A Thousand Kisses Deep, shows how far her explorations have taken her in the intervening years.
The inspiration for the exhibition’s title comes from a 1967 song by Leonard Cohen which triangulates sex, depression, and anomie into a series of abstract situations that form, collectively, a picture of urban angst. The song cycles ambivalently among the second, first, and third persons, never quite sure where its most effective register might lie. As anyone who has both spent time in a corporate setting here over the past few years and dipped into the television series Mad Men can attest, there are shared conditions and obsessions between 1960s New York and 2010s Beijing. Unsettled dichotomies, shifting relations, and inflating fortunes breed specific pathologies. Isolation, one might surmise, becomes more intense against a backdrop of exuberance. The bubbly onset is the loneliest part.

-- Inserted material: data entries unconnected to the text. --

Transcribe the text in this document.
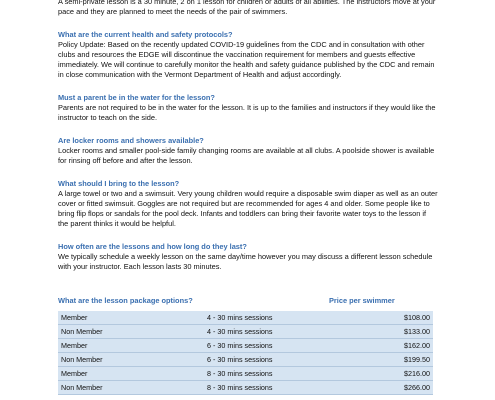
A semi-private lesson is a 30 minute, 2 on 1 lesson for children or adults of all abilities. The instructors move at your pace and they are planned to meet the needs of the pair of swimmers.

What are the current health and safety protocols?

Policy Update: Based on the recently updated COVID-19 guidelines from the CDC and in consultation with other clubs and resources the EDGE will discontinue the vaccination requirement for members and guests effective immediately. We will continue to carefully monitor the health and safety guidance published by the CDC and remain in close communication with the Vermont Department of Health and adjust accordingly.

Must a parent be in the water for the lesson?

Parents are not required to be in the water for the lesson. It is up to the families and instructors if they would like the instructor to teach on the side.

Are locker rooms and showers available?

Locker rooms and smaller pool-side family changing rooms are available at all clubs. A poolside shower is available for rinsing off before and after the lesson.

What should I bring to the lesson?

A large towel or two and a swimsuit. Very young children would require a disposable swim diaper as well as an outer cover or fitted swimsuit. Goggles are not required but are recommended for ages 4 and older. Some people like to bring flip flops or sandals for the pool deck. Infants and toddlers can bring their favorite water toys to the lesson if the parent thinks it would be helpful.

How often are the lessons and how long do they last?

We typically schedule a weekly lesson on the same day/time however you may discuss a different lesson schedule with your instructor. Each lesson lasts 30 minutes.

What are the lesson package options?	Price per swimmer

Member	4 - 30 mins sessions	$108.00
Non Member	4 - 30 mins sessions	$133.00
Member	6 - 30 mins sessions	$162.00
Non Member	6 - 30 mins sessions	$199.50
Member	8 - 30 mins sessions	$216.00
Non Member	8 - 30 mins sessions	$266.00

Song Kun and her collaborators are not the first generation of Chinese artists to look at the city as a site for the uncanny. Indeed, the Post-Sense Sensibility formation, in whose footsteps she and her N12 generation follow chronologically if not stylistically, saw the upsetting potential of contemporary city life as a starting point for their often radical explorations. The subtitle of that group’s first exhibition in 1999–“Alien Bodies and Delusion”–could almost function as the name for the present project. But where those artists saw a deeply political, or at least sociological, undercurrent to their every gesture–if only in that they felt the need to justify their work as not being about such larger themes —we instead have here a feast of ambiguity and uncertainty, a paean to the ineffable lightness of a city on the move, and a testament to the acuity of this one observer of contemporary life in China.